Queste idee sono approfondite nei suoi scritti e interventi pubblici, come quelli presentati sul sito ufficiale della Federico and Elvia Faggin Foundation:
https://www.fagginfoundation.org
Filosofia della scienza e intelligenza artificiale
L’intelligenza artificiale rappresenta oggi uno dei campi in cui la filosofia della scienza si rivela più necessaria e urgente, perché mette alla prova le nostre definizioni di intelligenza, comprensione e coscienza.
Gli algoritmi funzionano, apprendono, ottimizzano strategie e, in alcuni ambiti specifici, superano l’essere umano in termini di velocità e precisione, ma funzionare non significa comprendere, e questa distinzione è tutt’altro che banale.
La filosofia della scienza ci aiuta a distinguere tra simulazione e realtà, ricordandoci che un modello linguistico può simulare una conversazione in modo sorprendentemente convincente senza possedere alcuna esperienza soggettiva o consapevolezza.
Il rischio, sempre più diffuso nel dibattito pubblico, è quello di confondere le prestazioni con la coscienza, attribuendo agli strumenti tecnologici proprietà che appartengono all’esperienza vissuta.
In questo senso la filosofia della scienza agisce come un antidoto concettuale, capace di riportare il discorso su basi critiche e di evitare semplificazioni che, pur seducenti, rischiano di oscurare le questioni davvero fondamentali sul rapporto tra mente, macchina e realtà.
Perché la filosofia della scienza è più attuale che mai
Viviamo in un’epoca dominata dalla tecnologia e la scienza è diventata un’autorità culturale.

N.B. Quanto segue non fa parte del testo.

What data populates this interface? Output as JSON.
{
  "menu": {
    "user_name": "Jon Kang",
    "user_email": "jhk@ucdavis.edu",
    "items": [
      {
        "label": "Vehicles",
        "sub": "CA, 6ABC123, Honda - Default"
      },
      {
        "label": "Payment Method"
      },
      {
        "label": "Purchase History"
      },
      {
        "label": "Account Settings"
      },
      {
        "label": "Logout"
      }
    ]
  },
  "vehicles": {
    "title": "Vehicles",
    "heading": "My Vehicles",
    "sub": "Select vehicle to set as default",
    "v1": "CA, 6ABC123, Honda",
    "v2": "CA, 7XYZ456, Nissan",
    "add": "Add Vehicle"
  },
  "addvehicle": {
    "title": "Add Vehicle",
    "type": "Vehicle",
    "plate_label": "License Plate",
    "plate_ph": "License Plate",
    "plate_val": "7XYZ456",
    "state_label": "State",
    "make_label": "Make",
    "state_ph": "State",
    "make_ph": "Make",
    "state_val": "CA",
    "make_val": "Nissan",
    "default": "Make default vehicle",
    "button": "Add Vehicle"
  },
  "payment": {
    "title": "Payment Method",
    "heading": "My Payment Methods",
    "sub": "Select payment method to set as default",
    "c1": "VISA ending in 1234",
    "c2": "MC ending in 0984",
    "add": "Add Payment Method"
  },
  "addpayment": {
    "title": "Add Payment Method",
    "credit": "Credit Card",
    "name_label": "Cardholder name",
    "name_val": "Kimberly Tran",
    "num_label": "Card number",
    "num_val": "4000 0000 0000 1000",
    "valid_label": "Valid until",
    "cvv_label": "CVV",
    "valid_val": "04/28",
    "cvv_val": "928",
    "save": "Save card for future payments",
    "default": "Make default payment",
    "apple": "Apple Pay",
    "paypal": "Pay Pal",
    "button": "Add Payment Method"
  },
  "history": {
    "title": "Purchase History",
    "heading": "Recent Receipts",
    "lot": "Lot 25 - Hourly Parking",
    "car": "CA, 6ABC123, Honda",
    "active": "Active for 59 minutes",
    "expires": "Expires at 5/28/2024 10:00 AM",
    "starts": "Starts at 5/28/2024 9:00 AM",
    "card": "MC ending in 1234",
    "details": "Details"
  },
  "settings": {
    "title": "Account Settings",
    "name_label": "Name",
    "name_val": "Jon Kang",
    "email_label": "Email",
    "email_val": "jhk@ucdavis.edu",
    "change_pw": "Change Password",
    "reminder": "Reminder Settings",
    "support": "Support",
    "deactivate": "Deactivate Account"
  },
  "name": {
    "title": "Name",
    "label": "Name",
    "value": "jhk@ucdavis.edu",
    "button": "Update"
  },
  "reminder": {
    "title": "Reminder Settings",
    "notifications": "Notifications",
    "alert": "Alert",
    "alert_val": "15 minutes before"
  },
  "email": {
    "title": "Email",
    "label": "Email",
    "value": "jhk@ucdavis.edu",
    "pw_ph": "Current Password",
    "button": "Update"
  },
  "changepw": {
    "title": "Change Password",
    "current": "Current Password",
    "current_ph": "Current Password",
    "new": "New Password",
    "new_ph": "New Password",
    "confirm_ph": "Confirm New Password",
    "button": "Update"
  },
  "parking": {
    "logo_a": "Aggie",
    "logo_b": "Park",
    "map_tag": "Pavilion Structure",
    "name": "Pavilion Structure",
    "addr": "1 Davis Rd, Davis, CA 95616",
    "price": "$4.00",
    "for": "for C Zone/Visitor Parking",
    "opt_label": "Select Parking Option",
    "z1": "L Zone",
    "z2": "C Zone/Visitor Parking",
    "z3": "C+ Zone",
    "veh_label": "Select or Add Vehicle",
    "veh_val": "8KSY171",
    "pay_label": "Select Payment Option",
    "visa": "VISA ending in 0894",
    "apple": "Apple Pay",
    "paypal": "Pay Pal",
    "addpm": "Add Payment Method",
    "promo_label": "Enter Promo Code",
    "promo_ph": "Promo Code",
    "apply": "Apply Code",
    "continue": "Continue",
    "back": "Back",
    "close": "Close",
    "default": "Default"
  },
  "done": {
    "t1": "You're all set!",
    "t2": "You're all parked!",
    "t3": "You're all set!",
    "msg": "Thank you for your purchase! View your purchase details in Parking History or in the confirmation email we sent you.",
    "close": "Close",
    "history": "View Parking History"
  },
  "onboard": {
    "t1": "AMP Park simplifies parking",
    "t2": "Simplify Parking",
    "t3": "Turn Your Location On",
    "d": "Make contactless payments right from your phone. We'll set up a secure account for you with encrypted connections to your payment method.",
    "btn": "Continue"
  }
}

Eppure mai come oggi abbiamo bisogno di riflettere sui suoi limiti.
La filosofia della scienza ci ricorda che la conoscenza non è mai neutrale e ci insegna a distinguere tra sapere e credere di sapere, ci invita a mantenere uno sguardo critico anche verso ciò che funziona, il tutto in un mondo che corre veloce, la filosofia della scienza ci insegna l’arte della pausa.
La filosofia della scienza non è un lusso intellettuale ma una bussola Ci aiuta a orientarci tra dati, teorie e narrazioni dominanti.
Grazie ai filosofi del passato e ai contributi contemporanei come quello di Federico Faggin, la filosofia della scienza continua a evolversi.